By Camila Reed
NEW YORK (Reuters) - The uranium market faces long-term threats to supply as demand accelerates and question marks hang over expansion plans and the recycling of military arsenals, the CEO of the world's largest uranium producers, Cameco Corp. (CCO.TO: Quote, Profile, Research, Stock Buzz), said on Monday.
"There are big supply side uncertainties. Today's scarcity is due to the fact that there was no exploration done in a meaningful way," Cameco CEO Jerry Grandey told the Reuters Global Mining and Steel Summit in New York.
But the pivotal time for the market will come in 2013 when the nuclear renaissance that he predicts will lead to demand from new power plants in the United States, China and India.
Uranium is used to power most of the world's nuclear reactors.
Current world demand stands at 176 million pounds (79,833 tonnes) with supplies at 108 million pounds and recycling around 6 million pounds. The shortfall is met by drawing down inventories from military stockpiles in the U.S. and Russia.

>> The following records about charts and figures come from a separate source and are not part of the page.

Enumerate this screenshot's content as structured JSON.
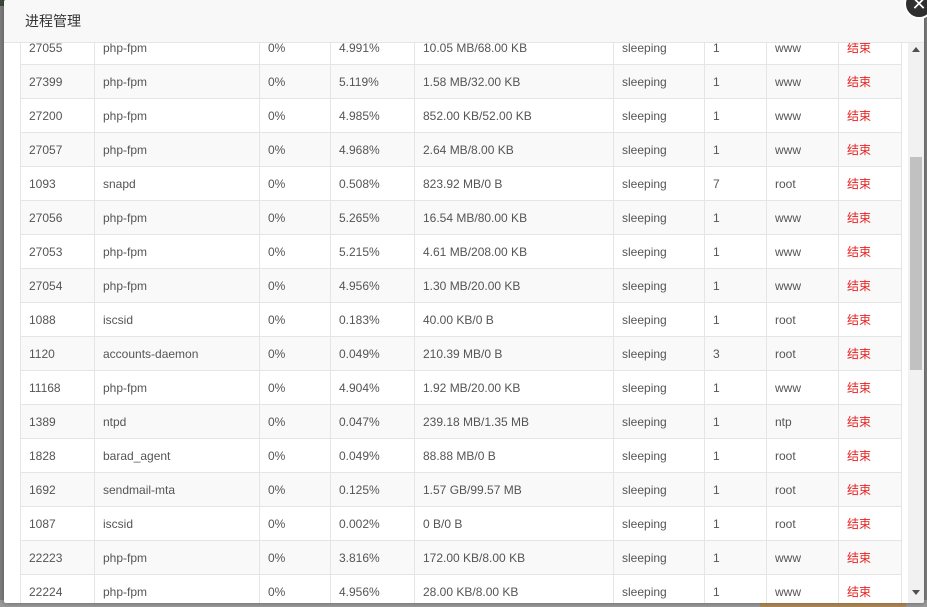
{
  "dialog": {
    "title": "进程管理",
    "close_glyph": "✕"
  },
  "processes": [
    {
      "pid": "27055",
      "name": "php-fpm",
      "cpu": "0%",
      "mem": "4.991%",
      "io": "10.05 MB/68.00 KB",
      "status": "sleeping",
      "threads": "1",
      "user": "www",
      "action": "结束"
    },
    {
      "pid": "27399",
      "name": "php-fpm",
      "cpu": "0%",
      "mem": "5.119%",
      "io": "1.58 MB/32.00 KB",
      "status": "sleeping",
      "threads": "1",
      "user": "www",
      "action": "结束"
    },
    {
      "pid": "27200",
      "name": "php-fpm",
      "cpu": "0%",
      "mem": "4.985%",
      "io": "852.00 KB/52.00 KB",
      "status": "sleeping",
      "threads": "1",
      "user": "www",
      "action": "结束"
    },
    {
      "pid": "27057",
      "name": "php-fpm",
      "cpu": "0%",
      "mem": "4.968%",
      "io": "2.64 MB/8.00 KB",
      "status": "sleeping",
      "threads": "1",
      "user": "www",
      "action": "结束"
    },
    {
      "pid": "1093",
      "name": "snapd",
      "cpu": "0%",
      "mem": "0.508%",
      "io": "823.92 MB/0 B",
      "status": "sleeping",
      "threads": "7",
      "user": "root",
      "action": "结束"
    },
    {
      "pid": "27056",
      "name": "php-fpm",
      "cpu": "0%",
      "mem": "5.265%",
      "io": "16.54 MB/80.00 KB",
      "status": "sleeping",
      "threads": "1",
      "user": "www",
      "action": "结束"
    },
    {
      "pid": "27053",
      "name": "php-fpm",
      "cpu": "0%",
      "mem": "5.215%",
      "io": "4.61 MB/208.00 KB",
      "status": "sleeping",
      "threads": "1",
      "user": "www",
      "action": "结束"
    },
    {
      "pid": "27054",
      "name": "php-fpm",
      "cpu": "0%",
      "mem": "4.956%",
      "io": "1.30 MB/20.00 KB",
      "status": "sleeping",
      "threads": "1",
      "user": "www",
      "action": "结束"
    },
    {
      "pid": "1088",
      "name": "iscsid",
      "cpu": "0%",
      "mem": "0.183%",
      "io": "40.00 KB/0 B",
      "status": "sleeping",
      "threads": "1",
      "user": "root",
      "action": "结束"
    },
    {
      "pid": "1120",
      "name": "accounts-daemon",
      "cpu": "0%",
      "mem": "0.049%",
      "io": "210.39 MB/0 B",
      "status": "sleeping",
      "threads": "3",
      "user": "root",
      "action": "结束"
    },
    {
      "pid": "11168",
      "name": "php-fpm",
      "cpu": "0%",
      "mem": "4.904%",
      "io": "1.92 MB/20.00 KB",
      "status": "sleeping",
      "threads": "1",
      "user": "www",
      "action": "结束"
    },
    {
      "pid": "1389",
      "name": "ntpd",
      "cpu": "0%",
      "mem": "0.047%",
      "io": "239.18 MB/1.35 MB",
      "status": "sleeping",
      "threads": "1",
      "user": "ntp",
      "action": "结束"
    },
    {
      "pid": "1828",
      "name": "barad_agent",
      "cpu": "0%",
      "mem": "0.049%",
      "io": "88.88 MB/0 B",
      "status": "sleeping",
      "threads": "1",
      "user": "root",
      "action": "结束"
    },
    {
      "pid": "1692",
      "name": "sendmail-mta",
      "cpu": "0%",
      "mem": "0.125%",
      "io": "1.57 GB/99.57 MB",
      "status": "sleeping",
      "threads": "1",
      "user": "root",
      "action": "结束"
    },
    {
      "pid": "1087",
      "name": "iscsid",
      "cpu": "0%",
      "mem": "0.002%",
      "io": "0 B/0 B",
      "status": "sleeping",
      "threads": "1",
      "user": "root",
      "action": "结束"
    },
    {
      "pid": "22223",
      "name": "php-fpm",
      "cpu": "0%",
      "mem": "3.816%",
      "io": "172.00 KB/8.00 KB",
      "status": "sleeping",
      "threads": "1",
      "user": "www",
      "action": "结束"
    },
    {
      "pid": "22224",
      "name": "php-fpm",
      "cpu": "0%",
      "mem": "4.956%",
      "io": "28.00 KB/8.00 KB",
      "status": "sleeping",
      "threads": "1",
      "user": "www",
      "action": "结束"
    }
  ],
  "colors": {
    "kill_link": "#e82020",
    "header_bg": "#f8f8f8",
    "border": "#e5e5e5"
  },
  "icons": {
    "close": "close-icon",
    "scroll_up": "arrow-up-icon",
    "scroll_down": "arrow-down-icon"
  }
}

Cameco produced 21.2 million pounds of uranium in 2005, around 20 percent of the metal's global production.
Global demand over the next year or two would remain static but was likely to rise by 1-2 percent a year over the next 10 years as attitudes toward nuclear power shifted among politicians and the public, Grandey said.
"If everything works as its should on the supply side then there will be adequate supplies to meet demand," he said.
But there were big ifs.
"In the immediate term you have a big risk to the conversion market over what's going to happen with the dismantling of Russian nuclear weapons ... Will they continue with the second stage of the dismantling program and at what rate?" he asked.
"There is some suggestion that some of the material available post 2013 might be unusable and contaminated."
Last week the Nuclear Energy Agency of the Organization for Economic Cooperation and Development (OECD), jointly with the United Nations' International Atomic Energy Agency (IAEA), predicted that the rising use of nuclear energy was expected to lift annual demand to between 80,000 tonnes and 100,000 tonnes by 2025.
It said secondary sources of uranium were now in decline.
Grandey said other potential threats to supply were whether major expansion plans in Australia would get the green light. He said the market was largely banking on these going ahead and already anticipating that diversified miner BHP BHP.L (BHP.AX: Quote, Profile, Research, Stock Buzz) would go ahead with tripling output at its Olympic Dam mine.